Looks like we did good - there's the photo on the cover of Manatee Hair (see what they did there? Clever, wasn't it? No, it wasn't.) Which means we get more jobs and more chances to stalk and photograph a fifteen year old girl. The paparazzi get paid to do this. My uncle did it for free and he got sent to prison. (I kid, of course - he took pictures of boys.)



The next task is to photograph Miley relaxing in her living room. Woah, how the hell did you get in there? What teenage girl decorates her living room like that? And who the fuck is this guy posing on the floor? Sadly, we never learn the answer to these questions, nor the most important one at all - why did I play this game? Why, God damn it!?



And so it goes on and on, following Miley Cyrus around and photographing her when she's committing such heinous acts as eating sweets and sitting in her living room. Damn, for a supposed teenage tearaway, Miley Cyrus is pretty boring, isn't she?



What I find funny is that the editor of Manatee Hair thought nothing of my picture showing Miley French kissing another girl, yet she eats one lollipop and she's suddenly "completely wild." Next thing you know, she'll be touching the white stuff - that's right, sherbet!



And then that's it - after only three levels, it's time to go to the photoshoot and convince Miley to pose nude. I have some concerns, however. For one thing, that looks nothing like Miley Cyrus. I've seen pictures of Miley Cyrus, and not just the ones of her naked. This chick looks like some girl who just got off the bus from Arkansas and who dreams of becoming a big star, but who will spend the next six months acting as a fluffer on gonzo porn shoots.



By saying the right things to "Miley", you can get her to remove her clothes and strike that now infamous pose. If anything, this game proves just how utterly ridiculous it was that so many people took umbrage with the original photo. Not to mention, that's the worst rendering of the naked human form that I've ever seen outside of a twelve year old's notebook.

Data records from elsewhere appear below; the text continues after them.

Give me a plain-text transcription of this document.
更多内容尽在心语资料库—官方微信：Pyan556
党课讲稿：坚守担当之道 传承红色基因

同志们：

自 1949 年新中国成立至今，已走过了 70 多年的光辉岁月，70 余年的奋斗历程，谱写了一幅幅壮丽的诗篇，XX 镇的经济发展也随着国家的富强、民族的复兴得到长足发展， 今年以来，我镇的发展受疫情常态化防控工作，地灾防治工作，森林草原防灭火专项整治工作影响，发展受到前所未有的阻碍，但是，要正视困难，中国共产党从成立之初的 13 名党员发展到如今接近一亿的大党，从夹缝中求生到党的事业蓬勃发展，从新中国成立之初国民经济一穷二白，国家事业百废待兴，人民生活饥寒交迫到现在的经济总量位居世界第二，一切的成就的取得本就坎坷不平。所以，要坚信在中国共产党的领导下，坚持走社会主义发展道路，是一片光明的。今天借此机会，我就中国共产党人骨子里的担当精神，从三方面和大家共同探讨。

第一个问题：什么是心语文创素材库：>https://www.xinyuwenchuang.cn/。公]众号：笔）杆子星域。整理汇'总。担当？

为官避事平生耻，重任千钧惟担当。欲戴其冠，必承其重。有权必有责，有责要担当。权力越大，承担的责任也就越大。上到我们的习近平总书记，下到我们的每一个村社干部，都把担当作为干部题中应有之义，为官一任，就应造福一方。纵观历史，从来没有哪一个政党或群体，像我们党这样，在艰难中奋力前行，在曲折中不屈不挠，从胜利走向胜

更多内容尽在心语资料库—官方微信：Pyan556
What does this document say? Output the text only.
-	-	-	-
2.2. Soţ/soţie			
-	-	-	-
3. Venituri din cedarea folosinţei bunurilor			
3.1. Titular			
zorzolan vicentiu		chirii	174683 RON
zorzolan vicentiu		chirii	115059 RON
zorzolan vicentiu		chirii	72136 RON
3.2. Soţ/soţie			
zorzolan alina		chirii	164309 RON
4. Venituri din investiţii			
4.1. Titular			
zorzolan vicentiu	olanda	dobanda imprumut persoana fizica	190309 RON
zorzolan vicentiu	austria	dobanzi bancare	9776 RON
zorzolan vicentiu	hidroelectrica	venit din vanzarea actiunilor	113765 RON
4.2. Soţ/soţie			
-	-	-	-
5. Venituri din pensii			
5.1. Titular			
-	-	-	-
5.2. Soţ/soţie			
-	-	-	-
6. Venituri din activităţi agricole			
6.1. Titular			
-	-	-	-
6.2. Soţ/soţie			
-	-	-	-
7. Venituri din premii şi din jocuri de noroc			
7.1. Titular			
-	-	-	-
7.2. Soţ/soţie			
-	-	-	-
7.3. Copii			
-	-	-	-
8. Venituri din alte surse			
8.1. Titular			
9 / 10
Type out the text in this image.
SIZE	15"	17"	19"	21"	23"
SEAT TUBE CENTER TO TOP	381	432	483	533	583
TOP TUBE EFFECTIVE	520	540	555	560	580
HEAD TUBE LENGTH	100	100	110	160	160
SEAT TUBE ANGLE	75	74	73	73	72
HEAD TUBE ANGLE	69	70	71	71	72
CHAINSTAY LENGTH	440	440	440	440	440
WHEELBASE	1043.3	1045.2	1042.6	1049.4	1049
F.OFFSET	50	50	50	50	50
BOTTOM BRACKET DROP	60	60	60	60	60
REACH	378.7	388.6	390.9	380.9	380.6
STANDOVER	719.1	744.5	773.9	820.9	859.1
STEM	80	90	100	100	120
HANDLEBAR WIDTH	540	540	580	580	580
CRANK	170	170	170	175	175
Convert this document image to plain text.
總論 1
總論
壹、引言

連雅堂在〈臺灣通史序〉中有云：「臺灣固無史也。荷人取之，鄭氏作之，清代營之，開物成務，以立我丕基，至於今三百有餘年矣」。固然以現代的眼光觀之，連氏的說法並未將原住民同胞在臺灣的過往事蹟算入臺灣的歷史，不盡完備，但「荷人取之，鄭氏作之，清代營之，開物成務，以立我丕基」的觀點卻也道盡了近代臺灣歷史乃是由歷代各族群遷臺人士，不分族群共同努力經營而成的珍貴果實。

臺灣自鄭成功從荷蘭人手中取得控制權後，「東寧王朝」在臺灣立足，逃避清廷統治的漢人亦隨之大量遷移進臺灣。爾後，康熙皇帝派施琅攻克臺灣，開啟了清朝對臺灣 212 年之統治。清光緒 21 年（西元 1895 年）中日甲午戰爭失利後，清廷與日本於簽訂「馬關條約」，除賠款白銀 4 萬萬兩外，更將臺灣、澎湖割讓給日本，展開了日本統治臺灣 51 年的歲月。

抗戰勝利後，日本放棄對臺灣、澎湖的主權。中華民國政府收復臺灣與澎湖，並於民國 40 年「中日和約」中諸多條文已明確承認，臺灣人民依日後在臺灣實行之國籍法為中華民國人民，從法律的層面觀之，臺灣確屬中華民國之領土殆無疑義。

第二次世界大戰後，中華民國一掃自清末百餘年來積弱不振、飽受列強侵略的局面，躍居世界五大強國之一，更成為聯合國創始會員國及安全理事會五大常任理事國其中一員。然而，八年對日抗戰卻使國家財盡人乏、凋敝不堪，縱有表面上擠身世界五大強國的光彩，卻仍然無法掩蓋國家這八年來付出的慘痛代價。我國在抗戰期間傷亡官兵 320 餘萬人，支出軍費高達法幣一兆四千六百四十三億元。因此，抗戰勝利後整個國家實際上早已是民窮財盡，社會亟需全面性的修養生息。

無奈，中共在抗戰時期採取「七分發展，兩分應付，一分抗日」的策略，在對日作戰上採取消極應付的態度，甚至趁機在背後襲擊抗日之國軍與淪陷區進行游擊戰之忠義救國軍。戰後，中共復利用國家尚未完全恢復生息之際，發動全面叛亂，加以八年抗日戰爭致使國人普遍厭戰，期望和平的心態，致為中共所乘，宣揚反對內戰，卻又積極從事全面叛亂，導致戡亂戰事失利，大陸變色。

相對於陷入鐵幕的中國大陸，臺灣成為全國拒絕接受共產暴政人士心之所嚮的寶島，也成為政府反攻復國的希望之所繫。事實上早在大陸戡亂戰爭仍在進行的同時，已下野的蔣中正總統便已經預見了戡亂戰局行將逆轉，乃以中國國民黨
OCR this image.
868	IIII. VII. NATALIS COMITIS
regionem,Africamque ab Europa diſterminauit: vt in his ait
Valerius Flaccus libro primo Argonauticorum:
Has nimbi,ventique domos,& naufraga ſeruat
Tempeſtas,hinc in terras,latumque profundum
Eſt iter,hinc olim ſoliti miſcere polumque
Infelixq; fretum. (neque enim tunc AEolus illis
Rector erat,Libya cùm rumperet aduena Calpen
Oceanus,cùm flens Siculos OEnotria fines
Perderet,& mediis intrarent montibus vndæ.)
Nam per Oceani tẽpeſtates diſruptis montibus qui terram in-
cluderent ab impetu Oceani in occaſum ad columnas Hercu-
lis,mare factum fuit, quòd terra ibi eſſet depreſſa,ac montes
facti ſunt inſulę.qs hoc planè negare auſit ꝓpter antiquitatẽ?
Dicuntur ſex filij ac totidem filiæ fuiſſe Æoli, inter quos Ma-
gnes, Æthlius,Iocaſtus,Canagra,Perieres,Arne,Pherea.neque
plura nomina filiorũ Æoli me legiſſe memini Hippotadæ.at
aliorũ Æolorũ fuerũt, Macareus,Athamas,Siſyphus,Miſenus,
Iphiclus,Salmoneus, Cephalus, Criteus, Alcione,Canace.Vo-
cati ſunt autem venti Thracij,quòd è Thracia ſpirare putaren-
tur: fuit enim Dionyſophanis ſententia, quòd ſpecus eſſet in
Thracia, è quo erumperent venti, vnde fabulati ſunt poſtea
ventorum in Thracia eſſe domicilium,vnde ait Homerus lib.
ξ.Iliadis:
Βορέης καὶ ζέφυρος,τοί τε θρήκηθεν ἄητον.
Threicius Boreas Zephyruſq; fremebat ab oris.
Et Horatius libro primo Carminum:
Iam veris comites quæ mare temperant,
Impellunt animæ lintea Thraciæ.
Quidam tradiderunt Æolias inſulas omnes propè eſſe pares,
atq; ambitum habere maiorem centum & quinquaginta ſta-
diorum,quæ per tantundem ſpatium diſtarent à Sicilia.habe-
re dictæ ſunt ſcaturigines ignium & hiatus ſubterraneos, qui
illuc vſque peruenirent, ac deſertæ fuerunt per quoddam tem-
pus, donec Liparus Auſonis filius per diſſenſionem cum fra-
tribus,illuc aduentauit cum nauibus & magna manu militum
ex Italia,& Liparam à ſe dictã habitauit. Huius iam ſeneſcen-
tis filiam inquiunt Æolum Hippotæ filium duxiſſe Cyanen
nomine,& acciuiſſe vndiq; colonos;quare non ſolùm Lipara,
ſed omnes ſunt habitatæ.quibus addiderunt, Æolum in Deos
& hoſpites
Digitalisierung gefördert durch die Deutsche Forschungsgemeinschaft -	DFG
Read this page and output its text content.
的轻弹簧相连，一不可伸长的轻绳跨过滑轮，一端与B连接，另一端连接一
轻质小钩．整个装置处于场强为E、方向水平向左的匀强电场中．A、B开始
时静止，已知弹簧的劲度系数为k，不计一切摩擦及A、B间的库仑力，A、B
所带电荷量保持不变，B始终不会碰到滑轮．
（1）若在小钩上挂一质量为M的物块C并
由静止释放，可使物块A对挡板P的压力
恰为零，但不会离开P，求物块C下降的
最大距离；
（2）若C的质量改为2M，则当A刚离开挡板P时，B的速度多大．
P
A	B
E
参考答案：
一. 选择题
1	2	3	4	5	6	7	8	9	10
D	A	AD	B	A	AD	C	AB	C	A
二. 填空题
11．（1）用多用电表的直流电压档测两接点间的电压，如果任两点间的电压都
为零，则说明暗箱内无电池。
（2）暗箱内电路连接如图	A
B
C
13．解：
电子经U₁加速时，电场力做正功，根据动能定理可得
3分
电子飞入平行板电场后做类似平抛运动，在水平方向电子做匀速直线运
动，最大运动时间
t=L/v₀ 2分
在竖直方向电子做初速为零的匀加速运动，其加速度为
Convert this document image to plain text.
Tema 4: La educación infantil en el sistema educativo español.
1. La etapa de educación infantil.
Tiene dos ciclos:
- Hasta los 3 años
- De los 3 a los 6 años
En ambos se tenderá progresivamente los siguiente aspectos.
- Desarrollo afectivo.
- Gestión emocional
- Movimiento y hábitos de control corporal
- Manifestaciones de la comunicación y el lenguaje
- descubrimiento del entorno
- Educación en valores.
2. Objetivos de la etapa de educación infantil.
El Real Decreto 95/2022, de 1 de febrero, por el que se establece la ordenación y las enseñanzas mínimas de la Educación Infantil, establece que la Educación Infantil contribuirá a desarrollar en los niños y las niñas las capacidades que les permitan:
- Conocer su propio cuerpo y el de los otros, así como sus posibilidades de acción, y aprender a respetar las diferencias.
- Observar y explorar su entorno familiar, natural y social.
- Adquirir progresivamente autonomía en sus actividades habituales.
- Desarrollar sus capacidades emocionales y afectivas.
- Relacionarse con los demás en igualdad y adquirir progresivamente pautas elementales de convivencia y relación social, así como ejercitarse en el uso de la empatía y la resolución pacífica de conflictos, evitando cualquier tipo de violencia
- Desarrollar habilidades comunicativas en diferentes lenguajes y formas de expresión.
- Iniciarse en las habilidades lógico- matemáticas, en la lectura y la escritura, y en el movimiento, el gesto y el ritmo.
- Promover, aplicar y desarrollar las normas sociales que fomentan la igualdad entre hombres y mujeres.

Someone's notion of what constitutes a "money shot" is different from mine, but whatever. I'm just glad the game and this review is over, so I can pretend like it never happened, just like Disney executives. I feel almost as embarrassed as Miley did by the Vanity Fair photos. But just like Ms Cyrus, I understood damn well what I was doing, and now I'm just going to have to deal with the consequences. Readers, don't be the Lindsay Lohan to my Britney Spears - learn from my mistakes, and don't play this pathetic, amateurish, moronic game.